Wage growth in Australia is in a pitiful state. Both the frequency and size of wage growth is at historic lows (Bishop and Cassidy 2017). The recent rise in inflation means that not only are wages growing at a lower rate than any time since the Second World War, they are now growing slower than the rate of inflation. This means that real wage growth is now negative.
(Fig. 1 & 2 Bagshaw 2017)
This is a grim situation for the vast mass of people as it means the effective stalling or decline in the material conditions of our lives. It also presents Australian capitalism with several complex and interlocking problems. First, while the overall share of national income shifted in capital’s favour throughout the late neoliberal period of the mining boom, the secret to social cohesion was the growth in the majority of households’ wealth as consumables became cheaper and incomes grew, as wages rose alongside the amount of people working and total hours worked. The disintegration of this deal poses the spectre of social and political disturbances, framed as ‘populism’ by spruikers of the political class. However, low wage growth threatens not just political stability in Australia, but the process of capital accumulation and the reproduction of capitalist society more directly.
While individual firms may wish to pay their workers with air, capitalism as a whole needs wages to be high enough to ensure there is enough money in people’s pockets and that people are willing to spend it. This is often called ‘aggregate effective demand’. The reproduction of capitalism requires that a sufficiently high level of commodities is sold to generate a profit that can be reinvested and so on. Declining wage growth directly threatens the profitability of retail businesses, and because retail businesses are part of a broader chain of capitalist firms, the health of the economy more broadly. The Reserve Bank of Australia are particularly worried about the impact the combination of low wage growth and high indebtedness could have on spending and Australian capitalism (Lowe 2017).
Another specific problem is that even as wage growth has stalled, house prices have soared, facilitated by the continual rise in household debt. Increasingly thinkers for capital are concerned that the capacity to pay this debt is faltering and that the prices of real estate assets are shaky. There is growing concern that a collapse in residential prices could hit the banks and destabilise the financial architecture of capitalism in Australia (Shapiro and Greber 2017) . Thus, the Australian Prudential Regulatory Authority has acted to reduce the percentage of interest-only loans that can be offered in an attempt to ‘address risks that continue to build within the mortgage lending market’ whilst ‘balancing the need to continue to moderate new investor lending with the increasing supply of newly completed construction which must be absorbed in the year ahead’(2017). APRA aims to slow down the risk of rising mortgage debt whilst simultaneously allowing the housing market to continue functioning.
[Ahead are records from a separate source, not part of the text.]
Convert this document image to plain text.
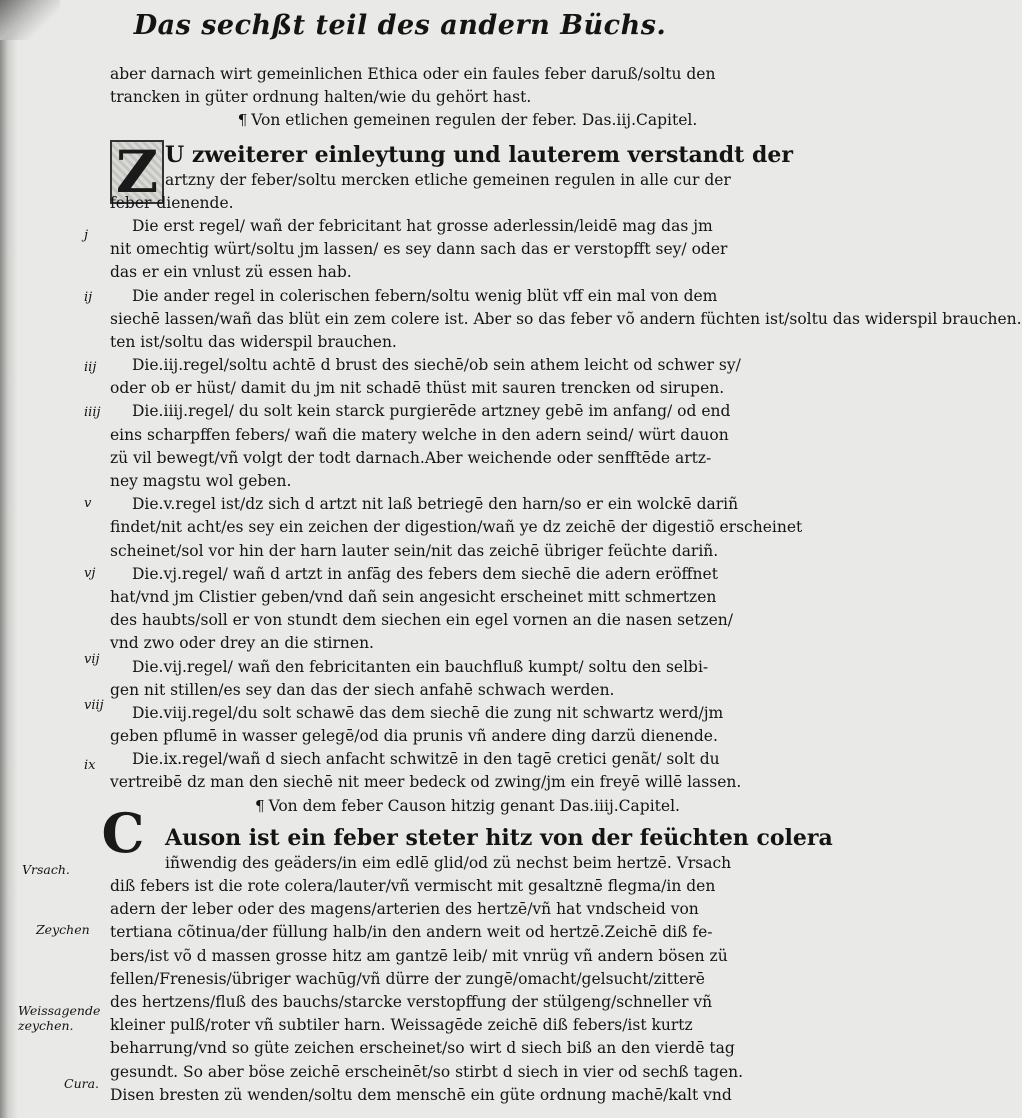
Das sechßt teil des andern Büchs.
Z
C
j
ij
iij
iiij
v
vj
vij
viij
ix
Vrsach.
Zeychen
Weissagende zeychen.
Cura.
aber darnach wirt gemeinlichen Ethica oder ein faules feber daruß/soltu den
trancken in güter ordnung halten/wie du gehört hast.
¶ Von etlichen gemeinen regulen der feber. Das.iij.Capitel.
U zweiterer einleytung und lauterem verstandt der
artzny der feber/soltu mercken etliche gemeinen regulen in alle cur der
feber dienende.
Die erst regel/ wañ der febricitant hat grosse aderlessin/leidē mag das jm
nit omechtig würt/soltu jm lassen/ es sey dann sach das er verstopfft sey/ oder
das er ein vnlust zü essen hab.
Die ander regel in colerischen febern/soltu wenig blüt vff ein mal von dem
siechē lassen/wañ das blüt ein zem colere ist. Aber so das feber võ andern füchten ist/soltu das widerspil brauchen.
ten ist/soltu das widerspil brauchen.
Die.iij.regel/soltu achtē d brust des siechē/ob sein athem leicht od schwer sy/
oder ob er hüst/ damit du jm nit schadē thüst mit sauren trencken od sirupen.
Die.iiij.regel/ du solt kein starck purgierēde artzney gebē im anfang/ od end
eins scharpffen febers/ wañ die matery welche in den adern seind/ würt dauon
zü vil bewegt/vñ volgt der todt darnach.Aber weichende oder senfftēde artz-
ney magstu wol geben.
Die.v.regel ist/dz sich d artzt nit laß betriegē den harn/so er ein wolckē dariñ
findet/nit acht/es sey ein zeichen der digestion/wañ ye dz zeichē der digestiõ erscheinet
scheinet/sol vor hin der harn lauter sein/nit das zeichē übriger feüchte dariñ.
Die.vj.regel/ wañ d artzt in anfāg des febers dem siechē die adern eröffnet
hat/vnd jm Clistier geben/vnd dañ sein angesicht erscheinet mitt schmertzen
des haubts/soll er von stundt dem siechen ein egel vornen an die nasen setzen/
vnd zwo oder drey an die stirnen.
Die.vij.regel/ wañ den febricitanten ein bauchfluß kumpt/ soltu den selbi-
gen nit stillen/es sey dan das der siech anfahē schwach werden.
Die.viij.regel/du solt schawē das dem siechē die zung nit schwartz werd/jm
geben pflumē in wasser gelegē/od dia prunis vñ andere ding darzü dienende.
Die.ix.regel/wañ d siech anfacht schwitzē in den tagē cretici genãt/ solt du
vertreibē dz man den siechē nit meer bedeck od zwing/jm ein freyē willē lassen.
¶ Von dem feber Causon hitzig genant Das.iiij.Capitel.
Auson ist ein feber steter hitz von der feüchten colera
iñwendig des geäders/in eim edlē glid/od zü nechst beim hertzē. Vrsach
diß febers ist die rote colera/lauter/vñ vermischt mit gesaltznē flegma/in den
adern der leber oder des magens/arterien des hertzē/vñ hat vndscheid von
tertiana cõtinua/der füllung halb/in den andern weit od hertzē.Zeichē diß fe-
bers/ist võ d massen grosse hitz am gantzē leib/ mit vnrüg vñ andern bösen zü
fellen/Frenesis/übriger wachūg/vñ dürre der zungē/omacht/gelsucht/zitterē
des hertzens/fluß des bauchs/starcke verstopffung der stülgeng/schneller vñ
kleiner pulß/roter vñ subtiler harn. Weissagēde zeichē diß febers/ist kurtz
beharrung/vnd so güte zeichen erscheinet/so wirt d siech biß an den vierdē tag
gesundt. So aber böse zeichē erscheinēt/so stirbt d siech in vier od sechß tagen.
Disen bresten zü wenden/soltu dem menschē ein güte ordnung machē/kalt vnd
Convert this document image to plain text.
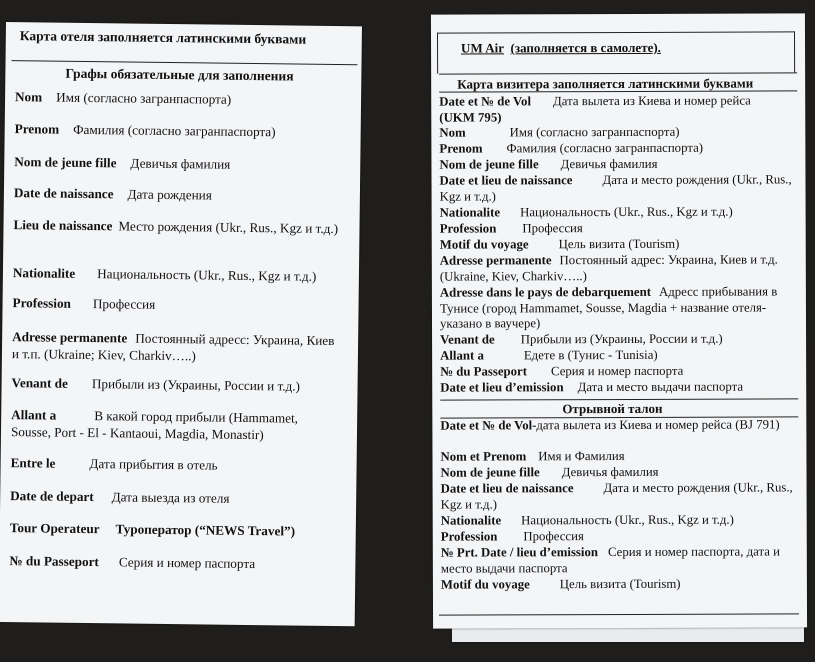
Карта отеля заполняется латинскими буквами
Графы обязательные для заполнения
Nom Имя (согласно загранпаспорта)
Prenom Фамилия (согласно загранпаспорта)
Nom de jeune fille Девичья фамилия
Date de naissance Дата рождения
Lieu de naissance Место рождения (Ukr., Rus., Kgz и т.д.)
Nationalite Национальность (Ukr., Rus., Kgz и т.д.)
Profession Профессия
Adresse permanente Постоянный адресс: Украина, Киев и т.п. (Ukraine; Kiev, Charkiv…..)
Venant de Прибыли из (Украины, России и т.д.)
Allant a	В какой город прибыли (Hammamet, Sousse, Port - El - Kantaoui, Magdia, Monastir)
Entre le	Дата прибытия в отель
Date de depart Дата выезда из отеля
Tour Operateur Туроператор (“NEWS Travel”)
№ du Passeport Серия и номер паспорта
UM Air (заполняется в самолете).
Карта визитера заполняется латинскими буквами
Date et № de Vol Дата вылета из Киева и номер рейса
(UKM 795)
Nom	Имя (согласно загранпаспорта)
Prenom Фамилия (согласно загранпаспорта)
Nom de jeune fille Девичья фамилия
Date et lieu de naissance Дата и место рождения (Ukr., Rus., Kgz и т.д.)
Nationalite Национальность (Ukr., Rus., Kgz и т.д.)
Profession Профессия
Motif du voyage Цель визита (Tourism)
Adresse permanente Постоянный адрес: Украина, Киев и т.д. (Ukraine, Kiev, Charkiv…..)
Adresse dans le pays de debarquement Адресс прибывания в Тунисе (город Hammamet, Sousse, Magdia + название отеля-указано в ваучере)
Venant de Прибыли из (Украины, России и т.д.)
Allant a	Едете в (Тунис - Tunisia)
№ du Passeport Серия и номер паспорта
Date et lieu d’emission Дата и место выдачи паспорта
Отрывной талон
Date et № de Vol-дата вылета из Киева и номер рейса (BJ 791)
Nom et Prenom Имя и Фамилия
Nom de jeune fille Девичья фамилия
Date et lieu de naissance Дата и место рождения (Ukr., Rus., Kgz и т.д.)
Nationalite Национальность (Ukr., Rus., Kgz и т.д.)
Profession Профессия
№ Prt. Date / lieu d’emission Серия и номер паспорта, дата и место выдачи паспорта
Motif du voyage Цель визита (Tourism)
Is it likely that such activity can both reduce the exposure of the banks whilst facilitating the continual accumulation of capital?
Low wage growth, continued housing price growth and high household debt all take place in the context of low investment in Australia. This is despite a rise in profits and in the context of a global situation that the World Bank describes as a ‘fragile recovery’ (Potter 2017, World Bank Group 2017).
This problem cannot be solved – for capital – just by raising wages. This would shrink profits and thus, accumulation.[i] Rather the challenge for thinkers for capital is to work out a way to increase aggregate effective demand and profits: to increase incomes in a way that ensures the continual accumulation of capital and thus the enlarged reproduction of the capital-relation. For us (meaning both those of us with nothing but our labour-power to sell and self-declared antagonists to capital) the problem is radically different – to work out ways of asserting our interests for a good life irrespective of capital’s requirements and to do this inside-against-and-beyond the whole totality of capitalism as a society and a way of living.